Starbucks is donating 2 million coffee seeds to Puerto Rican coffee farmers to begin rebuilding what they lost. “The Starbucks Foundation and EFI Foundation (our licensee partner in Puerto Rico) are also giving a three-year, $583,000 grant to World Coffee Research to improve seed quality and growing practices on the island,” a Starbucks spokesperson explained.

As USA Today reports, Starbucks also announced a commitment of up to $20 million toward an emergency relief fund “to support smallholder farmers that are affected by the coffee price crisis in Central America.” Plus, Fortune reports that “for every cup of brewed Mexican Chiapas coffee sold at its more than 28,000 locations, the chain gives a coffee tree to a Latin American farmer in need.”

Hurricane Maria devastated Puerto Rican coffee farms

Eater reported in October 2017 that Hurricane Maria had just devastated Puerto Rico’s coffee farms. Demand for coffee is so high in Puerto Rico that the island imports two-thirds of the coffee consumed there. “This high demand guarantees the island’s coffee farmers will sell virtually 100 percent of their crop to either the public or private sector,” Eater reported. “Coffee is the only crop on the island with such security.”

Hurricane Irma, even though it didn’t make landfall in Puerto Rico, cost some $45 million in agricultural yields. Hurricane Maria made landfall and wiped out 80% of the island’s crops. Maria caused “a projected — and staggering — $780 million in agricultural losses,” Eater notes. “The coffee crop was among the hardest hit.” The hurricane hit right before the coffee harvest. And it destroyed 90% of the coffee trees on the island.

Small, family-owned farms were the hardest-hit

Small-scale, specialty coffee farmers took the hardest hit. That’s because they “lack the diversification and support of industrial operations,” Eater noted. Of the 4,600 coffee producers on the island, many are family-owned farms. These privately-owned farms range in size from 1 to 100 acres. And they typically produce less than 1,000 pounds of coffee beans per year.

“In other words, Puerto Rico’s coffee farmers will need help,” Eater reported. “Even in the best-case scenario, it would take at least four years to grow a new economically viable crop. Against all these odds, many will abandon their farms entirely.” It sounds like a good PR move for Starbucks to step in and offer some help. But as RetailWire reported back in 2016, “While it has sometimes stumbled, Starbucks under CEO Howard Schultz has attempted to be a force for social good.”
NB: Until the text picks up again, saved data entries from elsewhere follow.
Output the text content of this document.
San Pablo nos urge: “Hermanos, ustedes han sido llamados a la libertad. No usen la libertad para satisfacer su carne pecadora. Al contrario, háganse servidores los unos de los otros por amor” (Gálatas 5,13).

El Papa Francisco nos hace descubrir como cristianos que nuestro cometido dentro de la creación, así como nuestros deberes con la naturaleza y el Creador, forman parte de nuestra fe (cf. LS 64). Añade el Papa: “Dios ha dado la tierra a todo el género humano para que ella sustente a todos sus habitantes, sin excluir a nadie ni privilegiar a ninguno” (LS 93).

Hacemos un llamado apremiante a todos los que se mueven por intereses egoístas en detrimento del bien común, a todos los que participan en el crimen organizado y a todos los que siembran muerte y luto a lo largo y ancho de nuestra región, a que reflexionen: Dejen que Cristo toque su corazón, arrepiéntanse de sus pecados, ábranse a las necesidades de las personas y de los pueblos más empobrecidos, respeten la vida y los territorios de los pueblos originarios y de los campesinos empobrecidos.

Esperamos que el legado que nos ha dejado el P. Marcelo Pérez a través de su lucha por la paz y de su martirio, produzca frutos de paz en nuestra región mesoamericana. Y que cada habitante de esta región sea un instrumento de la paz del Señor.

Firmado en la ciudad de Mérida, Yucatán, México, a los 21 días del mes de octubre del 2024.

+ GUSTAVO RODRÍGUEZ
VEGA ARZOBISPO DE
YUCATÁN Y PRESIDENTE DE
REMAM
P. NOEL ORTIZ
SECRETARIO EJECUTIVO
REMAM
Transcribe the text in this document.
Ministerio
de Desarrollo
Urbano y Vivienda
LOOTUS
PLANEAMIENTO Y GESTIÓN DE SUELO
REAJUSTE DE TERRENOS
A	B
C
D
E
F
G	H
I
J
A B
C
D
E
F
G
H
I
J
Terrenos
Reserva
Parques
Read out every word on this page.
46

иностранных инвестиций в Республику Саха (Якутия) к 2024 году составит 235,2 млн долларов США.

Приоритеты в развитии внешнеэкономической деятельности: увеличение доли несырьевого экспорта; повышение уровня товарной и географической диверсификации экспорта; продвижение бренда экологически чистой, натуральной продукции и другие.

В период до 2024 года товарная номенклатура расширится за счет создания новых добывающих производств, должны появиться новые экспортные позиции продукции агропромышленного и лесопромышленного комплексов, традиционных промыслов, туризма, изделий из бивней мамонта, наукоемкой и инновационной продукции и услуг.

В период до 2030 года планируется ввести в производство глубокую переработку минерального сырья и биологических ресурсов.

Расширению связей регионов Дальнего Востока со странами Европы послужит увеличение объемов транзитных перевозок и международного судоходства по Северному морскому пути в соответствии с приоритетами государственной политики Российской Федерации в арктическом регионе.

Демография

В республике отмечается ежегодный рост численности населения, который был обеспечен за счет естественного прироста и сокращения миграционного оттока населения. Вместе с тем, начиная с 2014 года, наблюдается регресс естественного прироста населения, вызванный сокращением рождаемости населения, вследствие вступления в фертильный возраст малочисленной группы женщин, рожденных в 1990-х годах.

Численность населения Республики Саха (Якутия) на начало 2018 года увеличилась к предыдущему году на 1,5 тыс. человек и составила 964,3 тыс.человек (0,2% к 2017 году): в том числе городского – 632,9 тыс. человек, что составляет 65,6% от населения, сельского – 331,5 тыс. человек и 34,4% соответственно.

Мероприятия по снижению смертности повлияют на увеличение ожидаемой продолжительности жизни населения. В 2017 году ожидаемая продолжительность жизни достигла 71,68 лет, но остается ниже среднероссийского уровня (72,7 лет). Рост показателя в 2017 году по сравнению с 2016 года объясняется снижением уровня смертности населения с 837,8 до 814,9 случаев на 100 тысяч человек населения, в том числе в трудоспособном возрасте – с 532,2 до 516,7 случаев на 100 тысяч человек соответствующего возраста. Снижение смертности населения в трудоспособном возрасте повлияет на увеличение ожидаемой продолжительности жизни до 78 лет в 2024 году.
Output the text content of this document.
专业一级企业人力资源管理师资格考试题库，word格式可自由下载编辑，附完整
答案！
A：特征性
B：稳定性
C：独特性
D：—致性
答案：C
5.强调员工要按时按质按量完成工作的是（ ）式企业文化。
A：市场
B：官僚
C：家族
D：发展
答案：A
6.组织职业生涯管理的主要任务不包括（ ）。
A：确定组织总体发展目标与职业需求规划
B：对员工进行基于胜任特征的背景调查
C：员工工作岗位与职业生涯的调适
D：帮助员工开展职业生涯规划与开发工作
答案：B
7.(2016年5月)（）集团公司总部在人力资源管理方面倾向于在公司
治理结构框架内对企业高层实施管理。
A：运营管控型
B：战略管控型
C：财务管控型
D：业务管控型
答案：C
The company’s new CEO, Kevin Johnson, took over in 2017 and told Inc. at the time, “We’re a for-profit company. We do all the things any other publicly traded company does. But our job is to empower our partners and make them proud to work for our brand.” Perhaps that philosophy applies both to Starbucks employees — whom the company calls “partners” — and the coffee farmers whom the company works with, too.